Reading a torah scroll.
(photo credit: INGIMAGE)
As a son of Holocaust survivors, since a very young age I have understood the power of the human soul to overcome adversity. Over the years I have read stories of other people who have survived genocides like the one in Rwanda, or more recently, people who have seen terror while fleeing war-torn countries such as Syria.
Religious scholars of all faiths for thousands of years have contemplated why good people in the world have had to endure tragedy, hardship and sorrow. Unfortunately, humans are not privy to those answers while we live in this world. However, one thing I am sure of is that every person has the inner strength to overcome the obstacles in their lives. Some people have trouble tapping into that force within us. In my lifetime, though, I have witnessed people accomplish the impossible when they set their minds to it. One such person is a rabbi I am privileged to know, Rabbi Avrohom Dovid Weisz, who is living with ALS.
Amyotrophic lateral sclerosis (sometimes known as Lou Gehrig’s disease) is a debilitating progressive neurodegenerative disease that affects nerve cells in the brain and spinal cord, causing people to lose the ability to control their muscles. The most well-known person in recent years with the disease was Stephen Hawking.
Rabbi Weisz has overcome the enormity of the challenges ALS has presented to him, and has enlightened me on the power of the human spirit.
First, I must provide some background on my relationship with Rabbi Weisz. Approximately 22 years ago, to revive the level of Jewish scholarship that existed prior to the Holocaust, I devised a rigorous educational program that students can study in schools, in groups or independently.
I worked with Judaic scholars to develop rigorous tests that serve as critical learning milestones to assist with mastering the material. This program is called Dirshu, and Rabbi Weisz has proven against all odds to be one of the most outstanding students who has studied with this program.
Rabbi Weisz is confined to a wheelchair. He is paralyzed and can only communicate through eye movements. Nevertheless, he is one of the most dedicated Dirshu students, always choosing to learn more. To witness him studying is to see a miracle in action. Rabbi Weisz studies with my organization’s Torah program. This course – which is incredibly challenging for everyone who studies the program – is much more so for a person with the severe physical restraints of Rabbi Weisz.
ONE OF our tests consists of 22 questions, which can take Rabbi Weisz 14 to 18 hours to answer. He “writes” his answers by looking and blinking at the letters of his keyboard, because some of the only muscles he can control are the ones that move his eyes.

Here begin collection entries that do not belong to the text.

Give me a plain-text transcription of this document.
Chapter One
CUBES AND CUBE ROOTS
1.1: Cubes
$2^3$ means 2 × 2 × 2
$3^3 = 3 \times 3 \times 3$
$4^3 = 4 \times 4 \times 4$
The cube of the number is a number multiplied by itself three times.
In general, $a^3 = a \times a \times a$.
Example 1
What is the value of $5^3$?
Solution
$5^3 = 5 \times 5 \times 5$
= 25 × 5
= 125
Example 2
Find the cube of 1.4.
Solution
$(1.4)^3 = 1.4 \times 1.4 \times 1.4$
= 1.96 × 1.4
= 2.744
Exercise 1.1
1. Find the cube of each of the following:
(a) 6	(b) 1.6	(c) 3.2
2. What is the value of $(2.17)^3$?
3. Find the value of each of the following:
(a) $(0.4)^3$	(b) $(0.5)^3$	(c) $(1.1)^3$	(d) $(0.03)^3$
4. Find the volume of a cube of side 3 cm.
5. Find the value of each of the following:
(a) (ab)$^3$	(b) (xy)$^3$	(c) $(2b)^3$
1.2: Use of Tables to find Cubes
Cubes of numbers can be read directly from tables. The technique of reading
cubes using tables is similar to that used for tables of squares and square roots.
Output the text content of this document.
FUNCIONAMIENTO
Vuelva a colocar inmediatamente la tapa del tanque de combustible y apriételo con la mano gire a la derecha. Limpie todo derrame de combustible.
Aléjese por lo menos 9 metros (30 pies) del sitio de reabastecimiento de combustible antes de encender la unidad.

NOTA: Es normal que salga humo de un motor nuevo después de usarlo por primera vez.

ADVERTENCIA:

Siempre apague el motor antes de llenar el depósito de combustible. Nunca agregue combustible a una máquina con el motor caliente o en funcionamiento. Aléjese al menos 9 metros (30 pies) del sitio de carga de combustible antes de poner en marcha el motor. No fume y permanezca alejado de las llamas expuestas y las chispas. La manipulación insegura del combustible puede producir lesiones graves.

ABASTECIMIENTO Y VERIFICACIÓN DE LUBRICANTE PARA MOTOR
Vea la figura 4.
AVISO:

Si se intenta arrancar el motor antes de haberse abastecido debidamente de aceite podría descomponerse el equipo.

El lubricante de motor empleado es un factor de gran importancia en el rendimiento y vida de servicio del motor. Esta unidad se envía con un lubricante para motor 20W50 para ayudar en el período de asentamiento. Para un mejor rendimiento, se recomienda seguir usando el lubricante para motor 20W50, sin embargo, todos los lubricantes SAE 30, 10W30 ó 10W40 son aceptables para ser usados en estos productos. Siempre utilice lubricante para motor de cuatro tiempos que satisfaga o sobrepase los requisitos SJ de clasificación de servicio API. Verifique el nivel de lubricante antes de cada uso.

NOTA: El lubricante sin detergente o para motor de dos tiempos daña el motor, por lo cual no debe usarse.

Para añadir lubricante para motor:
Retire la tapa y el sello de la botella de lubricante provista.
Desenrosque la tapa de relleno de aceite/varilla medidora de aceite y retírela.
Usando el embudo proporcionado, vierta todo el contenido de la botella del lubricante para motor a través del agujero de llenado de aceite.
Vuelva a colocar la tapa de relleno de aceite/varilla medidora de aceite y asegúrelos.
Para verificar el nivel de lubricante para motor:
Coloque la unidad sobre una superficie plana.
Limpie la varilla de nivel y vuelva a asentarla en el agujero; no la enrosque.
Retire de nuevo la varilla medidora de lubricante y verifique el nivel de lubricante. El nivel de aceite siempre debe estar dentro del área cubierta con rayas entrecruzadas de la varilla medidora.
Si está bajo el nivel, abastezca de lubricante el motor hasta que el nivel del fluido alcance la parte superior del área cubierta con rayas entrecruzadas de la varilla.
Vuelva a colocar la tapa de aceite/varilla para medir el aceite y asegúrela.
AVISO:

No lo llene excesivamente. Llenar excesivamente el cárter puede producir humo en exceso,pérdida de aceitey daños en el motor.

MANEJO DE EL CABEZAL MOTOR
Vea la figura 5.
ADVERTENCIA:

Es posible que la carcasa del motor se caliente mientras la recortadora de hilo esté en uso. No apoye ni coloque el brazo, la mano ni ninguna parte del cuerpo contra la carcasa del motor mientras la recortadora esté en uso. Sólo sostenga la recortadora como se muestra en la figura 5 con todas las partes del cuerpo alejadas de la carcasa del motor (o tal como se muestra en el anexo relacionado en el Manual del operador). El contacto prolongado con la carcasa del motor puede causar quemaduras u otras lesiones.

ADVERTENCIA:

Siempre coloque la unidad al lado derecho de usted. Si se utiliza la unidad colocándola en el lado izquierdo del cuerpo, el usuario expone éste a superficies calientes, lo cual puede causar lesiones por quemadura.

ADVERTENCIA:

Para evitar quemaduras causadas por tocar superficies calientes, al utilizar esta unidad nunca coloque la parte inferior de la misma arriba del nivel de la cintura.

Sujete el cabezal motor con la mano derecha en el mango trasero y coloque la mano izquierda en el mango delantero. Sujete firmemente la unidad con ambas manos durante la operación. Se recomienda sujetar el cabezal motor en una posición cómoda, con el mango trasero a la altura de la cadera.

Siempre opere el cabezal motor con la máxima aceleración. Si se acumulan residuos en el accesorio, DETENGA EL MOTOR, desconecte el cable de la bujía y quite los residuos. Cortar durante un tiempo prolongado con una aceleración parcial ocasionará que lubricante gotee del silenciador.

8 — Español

Once, already 14 hours into a test, Rabbi Weisz’s computer crashed, and his answers were deleted. But he didn’t give up. Instead, he went back to retake the entire exam, still managing to submit it before the deadline.
When Rabbi Weisz first reached out to Dirshu, asking for copies of the exams through his email, and we learned of his ALS and paralysis, we were astounded that he wanted to study with us. Rabbi Weisz has since taught us to never judge others by the obstacles placed in front of them.
I am in awe of Rabbi Weisz’s dedication to God and his education as a way of enriching his own spirit. According to his wife, Ruchie, his devotion to Dirshu and his motivation to keep learning has made a huge difference in his life. Research shows that people with ALS generally do not live more than five years after they begin experiencing symptoms. But Rabbi Weisz has been living with his symptoms for more than 14 years. Ruchie Weisz truly believes her husband is still alive because he has aspirations to continue learning with Dirshu. His drive and purpose keep him fighting.
I have heard many stories of people who, when faced with incredible physical adversity, have overcome these obstacles to accomplish unbelievable things. In Rabbi Weisz’s case, he has a very supportive wife and children who have a positive outlook on life, and the encouragement he receives from his family cannot be underestimated.
My advice to everyone, and especially those facing substantial obstacles, is to find something you are passionate about. Once you find your passion, you can do nearly anything. The proof is all around us.
On March 3, I will join hundreds of Dirshu members in a celebration of Rabbi Weisz’s outstanding academic accomplishments. It is difficult to explain the magnitude of what he has achieved. The Talmud has 2,711 double-sided pages. When people study one page a day, it takes over seven years to complete, and he has not only studied the material, but has taken extremely difficult tests on this material by only using the muscles of his eyes.
I shared this story so that those of you who will not be celebrating in person with Rabbi Weisz can learn about the power of the human spirit.The writer is founder and leader of Dirshu, a global education initiative, and the author of the ‘Dorash Dovid’ series of books that analyze every section, event and commandment in the Torah.